Ein bestens ausgebildeter Soldat, der Personenschutz auf höchster Ebene leistet, wird plötzlich versetzt und soll von nun an eher Hilfsarbeiten verrichten. Und er ist nicht der Einzige, auch anderen Elitesoldaten geht es so.

Es muss also etwas passiert sein. Nur was?

Nach exklusiven Informationen von t-online steht die Bundeswehr vor einem möglichen neuen Rechtsextremismus-Skandal. Diesmal ist der Fall besonders brisant: Haben womöglich gut vernetzte Rechtsextreme die Verteidigungsministerin, ihre Staatssekretäre und Generäle zu den oft sehr vertraulichen Terminen begleitet?
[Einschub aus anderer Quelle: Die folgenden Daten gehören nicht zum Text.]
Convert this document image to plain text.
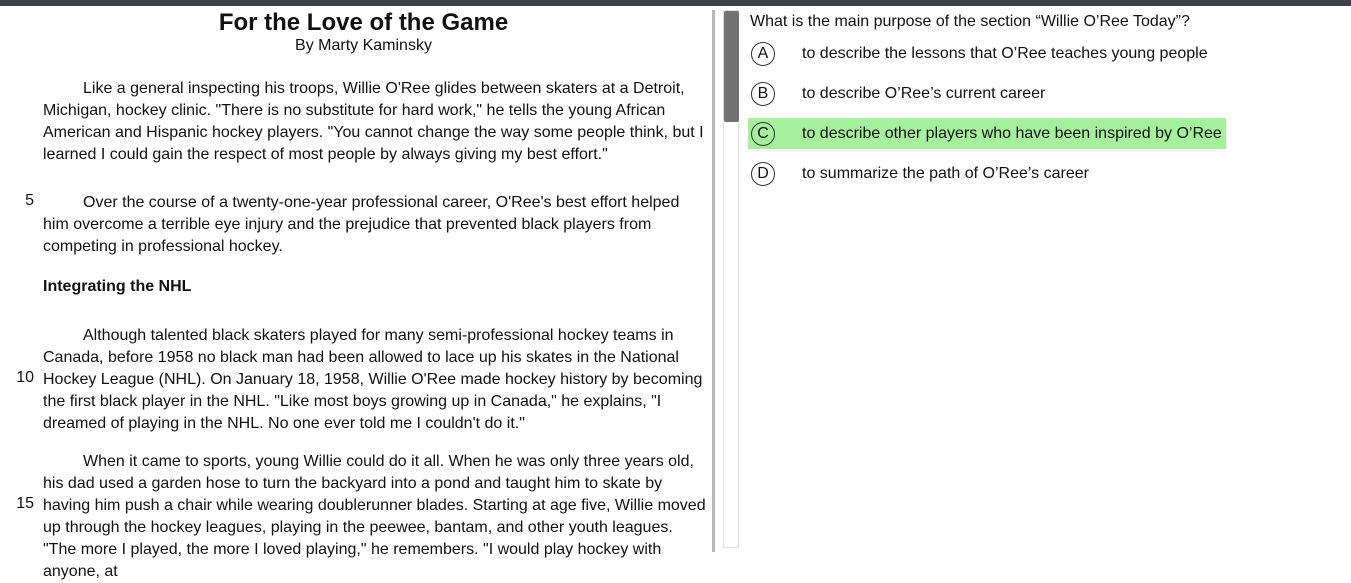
For the Love of the Game
By Marty Kaminsky

Like a general inspecting his troops, Willie O'Ree glides between skaters at a Detroit, Michigan, hockey clinic. "There is no substitute for hard work," he tells the young African American and Hispanic hockey players. "You cannot change the way some people think, but I learned I could gain the respect of most people by always giving my best effort."

5	Over the course of a twenty-one-year professional career, O'Ree's best effort helped him overcome a terrible eye injury and the prejudice that prevented black players from competing in professional hockey.

Integrating the NHL
10

Although talented black skaters played for many semi-professional hockey teams in Canada, before 1958 no black man had been allowed to lace up his skates in the National Hockey League (NHL). On January 18, 1958, Willie O'Ree made hockey history by becoming the first black player in the NHL. "Like most boys growing up in Canada," he explains, "I dreamed of playing in the NHL. No one ever told me I couldn't do it."

15

When it came to sports, young Willie could do it all. When he was only three years old, his dad used a garden hose to turn the backyard into a pond and taught him to skate by having him push a chair while wearing doublerunner blades. Starting at age five, Willie moved up through the hockey leagues, playing in the peewee, bantam, and other youth leagues. "The more I played, the more I loved playing," he remembers. "I would play hockey with anyone, at

What is the main purpose of the section “Willie O’Ree Today”?
A	to describe the lessons that O’Ree teaches young people
B	to describe O’Ree’s current career
C	to describe other players who have been inspired by O’Ree
D	to summarize the path of O’Ree’s career
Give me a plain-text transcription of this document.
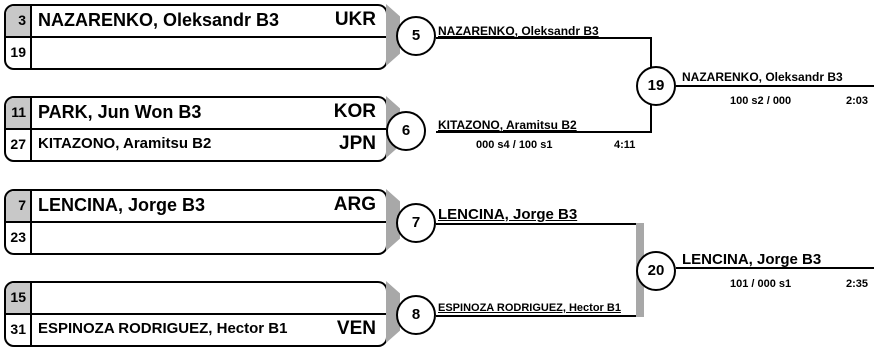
3 NAZARENKO, Oleksandr B3	UKR
19
11 PARK, Jun Won B3	KOR
27 KITAZONO, Aramitsu B2	JPN
7 LENCINA, Jorge B3	ARG
23
15
31 ESPINOZA RODRIGUEZ, Hector B1	VEN
5
6
7
8
NAZARENKO, Oleksandr B3
KITAZONO, Aramitsu B2
000 s4 / 100 s1	4:11
LENCINA, Jorge B3
ESPINOZA RODRIGUEZ, Hector B1
19
20
NAZARENKO, Oleksandr B3
100 s2 / 000	2:03
LENCINA, Jorge B3
101 / 000 s1	2:35
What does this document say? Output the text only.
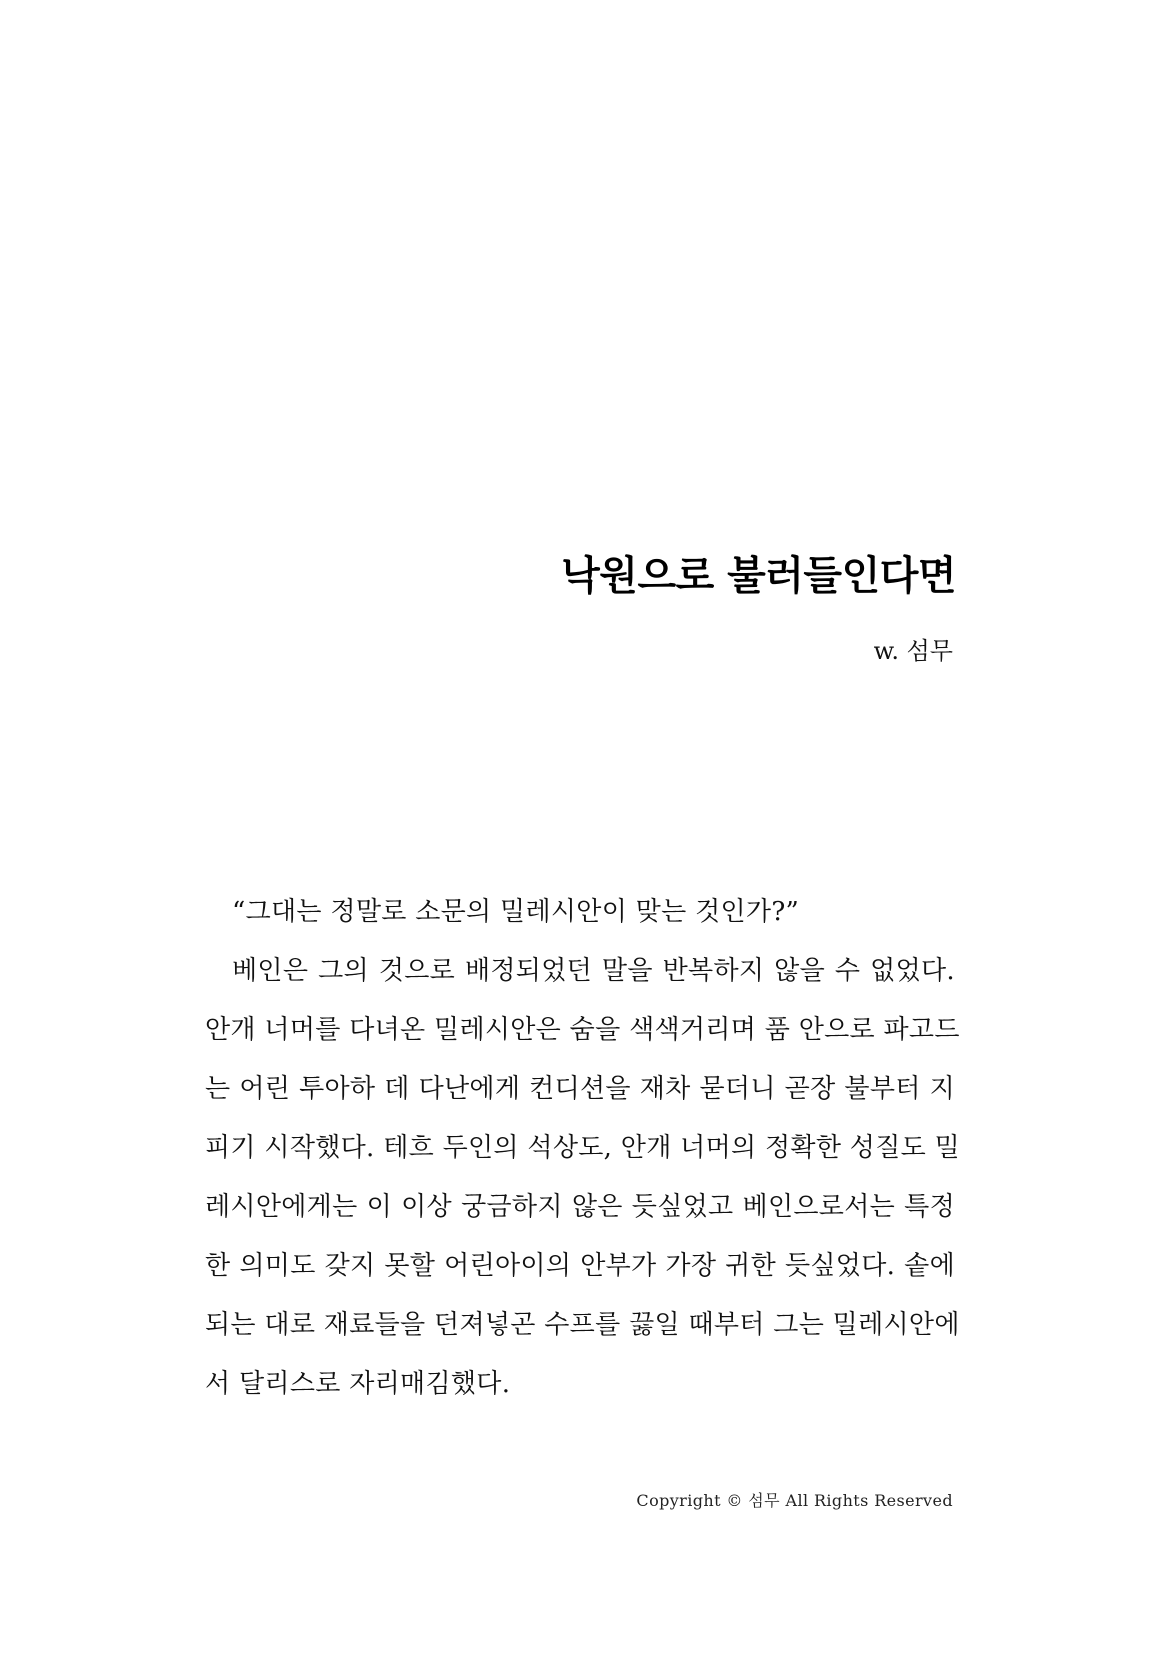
낙원으로 불러들인다면

w. 섬무

“그대는 정말로 소문의 밀레시안이 맞는 것인가?”
베인은 그의 것으로 배정되었던 말을 반복하지 않을 수 없었다.
안개 너머를 다녀온 밀레시안은 숨을 색색거리며 품 안으로 파고드
는 어린 투아하 데 다난에게 컨디션을 재차 묻더니 곧장 불부터 지
피기 시작했다. 테흐 두인의 석상도, 안개 너머의 정확한 성질도 밀
레시안에게는 이 이상 궁금하지 않은 듯싶었고 베인으로서는 특정
한 의미도 갖지 못할 어린아이의 안부가 가장 귀한 듯싶었다. 솥에
되는 대로 재료들을 던져넣곤 수프를 끓일 때부터 그는 밀레시안에
서 달리스로 자리매김했다.

Copyright © 섬무 All Rights Reserved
Hing ihr Leben im Zweifel davon ab, ob ein Gegner des demokratischen Gemeinwesens sich schützend vor sie wirft?

Der Militärische Abschirmdienst (MAD) ist sehr wortkarg und das Ministerium mauert, wenn man Fragen zu Ereignissen am 9. März und den Tagen und Wochen danach stellt. Es geht um Befragungen und Durchsuchungen, die es "mit Schwerpunkt" Hannover gab, aber offenbar auch im Landkreis Rotenburg (Wümme) und in Bruchsal. An dem kalten Märzmorgen fahren in mehreren Kasernen Fahrzeuge des Militärischen Abschirmdienstes Autos der Feldjäger voraus.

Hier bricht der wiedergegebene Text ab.